Putu Agus Pransuamitra, CNBC Indonesia
20 February 2020 12:18
Rupiah Terpuruk! Dekati Rp 13.800/US$, Ada Apa Ini?
Foto: CNBC Indonesia/Muhammad Sabki
Jakarta, CNBC Indonesia - Nilai tukar rupiah melemah cukup signifikan pada perdagangan Kamis (20/2/2020) hingga ke level terlemah dalam lebih dari 1 bulan terakhir, dan mendekati level Rp 13.800/US$.

Begitu perdagangan hari ini dibuka, rupiah langsung melemah 0,07% ke Rp 13.690/US$. Depresiasi rupiah semakin menjadi-jadi hingga 0,66% ke Rp 13.770/US$. Pada pukul 12:00 WIB, rupiah berada di level Rp 13.765/US$. 

Dolar AS yang sedang perkasa membuat rupiah terpukul. Serangkaian data ekonomi dari Negeri Paman Sam yang bagus membuat indeks dolar menguat nyaris ke level tertinggi 3 tahun. Indeks yang mengukur kekuatan dolar AS ini mencapai level 99,72 Rabu kemarin, yang menjadi titik tertinggi sejak 11 Mei 2017.

Sejak awal bulan ini data ekonomi AS memang dirilis cukup bagus yang membuat dolar AS perkasa. Pada pekan lalu Institute for Supply Management (ISM) melaporkan purchasing managers' index (ISM) bulan Januari naik menjadi 50,9 dari bulan sebelumnya 47,2. PMI menggunakan angka 50 sebagai ambang batas, di atas 50 berarti ekspansi, sementara di bawah berarti kontraksi.
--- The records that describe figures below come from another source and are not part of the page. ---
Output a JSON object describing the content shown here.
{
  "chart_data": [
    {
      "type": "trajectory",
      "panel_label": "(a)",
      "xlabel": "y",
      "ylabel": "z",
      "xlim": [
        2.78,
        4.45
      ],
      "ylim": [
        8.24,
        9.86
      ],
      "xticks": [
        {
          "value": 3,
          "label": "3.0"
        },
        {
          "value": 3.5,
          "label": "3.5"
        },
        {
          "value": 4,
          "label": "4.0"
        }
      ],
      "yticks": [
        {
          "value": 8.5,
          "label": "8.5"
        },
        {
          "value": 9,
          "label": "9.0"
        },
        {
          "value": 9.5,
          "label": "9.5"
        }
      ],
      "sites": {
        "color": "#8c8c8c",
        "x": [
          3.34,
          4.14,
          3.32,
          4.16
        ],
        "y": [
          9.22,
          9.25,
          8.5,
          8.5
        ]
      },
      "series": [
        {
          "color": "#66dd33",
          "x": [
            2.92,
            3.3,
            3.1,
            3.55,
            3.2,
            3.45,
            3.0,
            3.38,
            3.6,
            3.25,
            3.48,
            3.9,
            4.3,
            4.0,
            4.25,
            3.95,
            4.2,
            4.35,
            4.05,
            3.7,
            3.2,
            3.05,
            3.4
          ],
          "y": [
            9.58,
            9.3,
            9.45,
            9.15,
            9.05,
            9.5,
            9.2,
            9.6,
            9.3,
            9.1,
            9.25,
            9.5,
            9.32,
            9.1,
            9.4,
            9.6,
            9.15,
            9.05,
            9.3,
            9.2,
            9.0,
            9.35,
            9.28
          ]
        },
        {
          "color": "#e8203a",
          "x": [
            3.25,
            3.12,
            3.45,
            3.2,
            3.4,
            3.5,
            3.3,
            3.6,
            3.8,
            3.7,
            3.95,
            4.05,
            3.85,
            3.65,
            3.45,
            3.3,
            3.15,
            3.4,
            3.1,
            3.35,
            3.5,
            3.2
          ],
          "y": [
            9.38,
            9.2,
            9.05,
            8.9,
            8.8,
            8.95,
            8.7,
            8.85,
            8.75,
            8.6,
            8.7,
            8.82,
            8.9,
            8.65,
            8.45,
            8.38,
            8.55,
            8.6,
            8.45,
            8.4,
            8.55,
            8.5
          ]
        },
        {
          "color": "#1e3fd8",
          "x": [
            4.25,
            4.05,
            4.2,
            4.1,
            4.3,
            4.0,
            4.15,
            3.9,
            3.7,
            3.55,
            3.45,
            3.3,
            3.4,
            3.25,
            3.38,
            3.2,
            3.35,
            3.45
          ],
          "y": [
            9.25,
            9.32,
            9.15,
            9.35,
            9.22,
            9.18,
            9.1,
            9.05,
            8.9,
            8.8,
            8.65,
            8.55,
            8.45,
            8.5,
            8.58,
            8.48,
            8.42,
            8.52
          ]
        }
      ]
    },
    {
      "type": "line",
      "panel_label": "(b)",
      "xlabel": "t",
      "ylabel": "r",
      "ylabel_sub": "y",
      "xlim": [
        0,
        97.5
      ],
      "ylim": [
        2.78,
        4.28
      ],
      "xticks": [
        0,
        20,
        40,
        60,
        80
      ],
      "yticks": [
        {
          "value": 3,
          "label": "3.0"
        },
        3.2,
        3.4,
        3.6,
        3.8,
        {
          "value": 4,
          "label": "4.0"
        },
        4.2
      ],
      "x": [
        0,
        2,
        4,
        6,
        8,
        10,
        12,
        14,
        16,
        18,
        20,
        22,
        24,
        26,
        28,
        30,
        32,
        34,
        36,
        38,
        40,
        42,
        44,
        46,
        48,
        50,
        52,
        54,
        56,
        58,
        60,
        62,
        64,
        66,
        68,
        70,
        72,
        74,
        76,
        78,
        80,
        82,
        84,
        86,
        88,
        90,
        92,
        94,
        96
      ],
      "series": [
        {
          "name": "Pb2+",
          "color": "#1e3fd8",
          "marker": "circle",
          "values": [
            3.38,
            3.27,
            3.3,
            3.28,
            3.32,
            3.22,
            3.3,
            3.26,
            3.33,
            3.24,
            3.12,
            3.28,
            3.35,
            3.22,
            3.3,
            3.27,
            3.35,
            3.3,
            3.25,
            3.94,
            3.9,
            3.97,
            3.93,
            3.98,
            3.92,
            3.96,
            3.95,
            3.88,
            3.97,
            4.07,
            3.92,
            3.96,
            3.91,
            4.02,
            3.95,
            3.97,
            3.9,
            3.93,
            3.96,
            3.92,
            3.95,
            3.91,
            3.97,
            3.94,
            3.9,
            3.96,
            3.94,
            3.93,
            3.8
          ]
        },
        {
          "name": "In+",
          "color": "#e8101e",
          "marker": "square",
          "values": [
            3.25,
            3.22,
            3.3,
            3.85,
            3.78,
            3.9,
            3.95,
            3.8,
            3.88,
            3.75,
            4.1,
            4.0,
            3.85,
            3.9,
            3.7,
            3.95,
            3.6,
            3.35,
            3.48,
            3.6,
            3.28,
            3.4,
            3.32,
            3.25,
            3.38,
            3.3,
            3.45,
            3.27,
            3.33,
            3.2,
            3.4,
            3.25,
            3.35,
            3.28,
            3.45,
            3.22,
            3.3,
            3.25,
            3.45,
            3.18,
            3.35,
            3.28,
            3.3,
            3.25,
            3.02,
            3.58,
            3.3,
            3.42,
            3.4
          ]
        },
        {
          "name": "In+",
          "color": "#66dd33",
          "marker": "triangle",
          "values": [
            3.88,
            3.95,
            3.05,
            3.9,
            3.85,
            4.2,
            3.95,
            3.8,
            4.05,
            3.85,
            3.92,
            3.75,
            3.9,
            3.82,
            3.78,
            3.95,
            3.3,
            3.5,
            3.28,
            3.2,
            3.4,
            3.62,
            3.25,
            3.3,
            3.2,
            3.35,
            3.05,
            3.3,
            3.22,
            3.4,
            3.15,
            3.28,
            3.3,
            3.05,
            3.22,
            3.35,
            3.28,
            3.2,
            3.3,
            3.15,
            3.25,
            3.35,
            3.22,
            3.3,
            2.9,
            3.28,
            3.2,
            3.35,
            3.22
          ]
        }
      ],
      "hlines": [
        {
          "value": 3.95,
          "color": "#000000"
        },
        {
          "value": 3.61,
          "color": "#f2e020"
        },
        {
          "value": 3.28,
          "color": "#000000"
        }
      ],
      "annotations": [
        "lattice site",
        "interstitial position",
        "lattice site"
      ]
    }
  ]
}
Rilis data tersebut terbilang mengejutkan mengingat polling Reuters memprediksi kenaikan hanya ke 48,5 atau masih berkontraksi. Sementara itu dari sektor non manufaktur, ISM melaporkan peningkatan ekspansi menjadi 55,5, dari sebelumnya 55.

Kemudian Departemen Tenaga Kerja AS melaporkan sepanjang Januari ekonomi AS menyerap 225.000 tenaga kerja, jauh lebih tinggi dari bulan sebelumnya 147.000 tenaga kerja. Tingkat tenaga kerja naik menjadi 3,6% naik dari bulan Desember 3,5%. Selain itu rata-rata upah per jam tumbuh 0,2% di bulan Januari dari bulan sebelumnya yang tumbuh 0,1%.

Data terbaru menunjukkan indeks harga produsen naik 0,5% month-on-month (MoM) di bulan Januari, jauh lebih tinggi dari kenaikan bulan sebelumnya 0,1% dan prediksi Reuters sebesar 0,1%, Sementara itu indeks harga produsen inti, yang tidak memasukkan sektor energi dan makanan dalam perhitungan, juga naik 0,5% MoM, lebih tinggi dari bulan sebelumnya 0,1% dan prediksi Reuters 0,2%.

Rilis tersebut memberikan gambaran inflasi yang dilihat dari indeks harga konsumen akan berpeluang naik. Data tersebut melengkapi serangkaian data cukup bagus yang dirilis sejak awal bulan.

Serangkaian data tersebut tentunya memperkuat sikap bank sentral AS (Federal Reserve/The Fed) untuk tidak lagi menurunkan suku bunga di tahun ini, dolar pun menjadi perkasa.

Selain itu, wabah virus corona atau Covid-19 yang berisiko memicu resesi di beberapa negara turut meningkatkan permintaan dolar AS sebagai aset aman (safe haven).

Covid-19 diprediksi membuat perekonomian China melambat dan tentunya akan menyeret negara-negara lain yang memiliki hubungan dagang dengan Negeri Tiongkok. Sejauh ini ada tiga negara yang terancam mengalami resesi, yakni Singapura, Jerman dan Jepang.

Pemerintah Singapura di awal pekan ini memangkas proyeksi pertumbuhan ekonomi tahun ini. Mengutip Reuters, Singapura memprediksi pertumbuhan Produk Domestik Bruto (PDB) tahun 2020 ada di kisaran -0,5%-1,5%. Padahal sebelumnya, pemerintah memproyeksikan pertumbuhan di kisaran 0,5%-2,5%.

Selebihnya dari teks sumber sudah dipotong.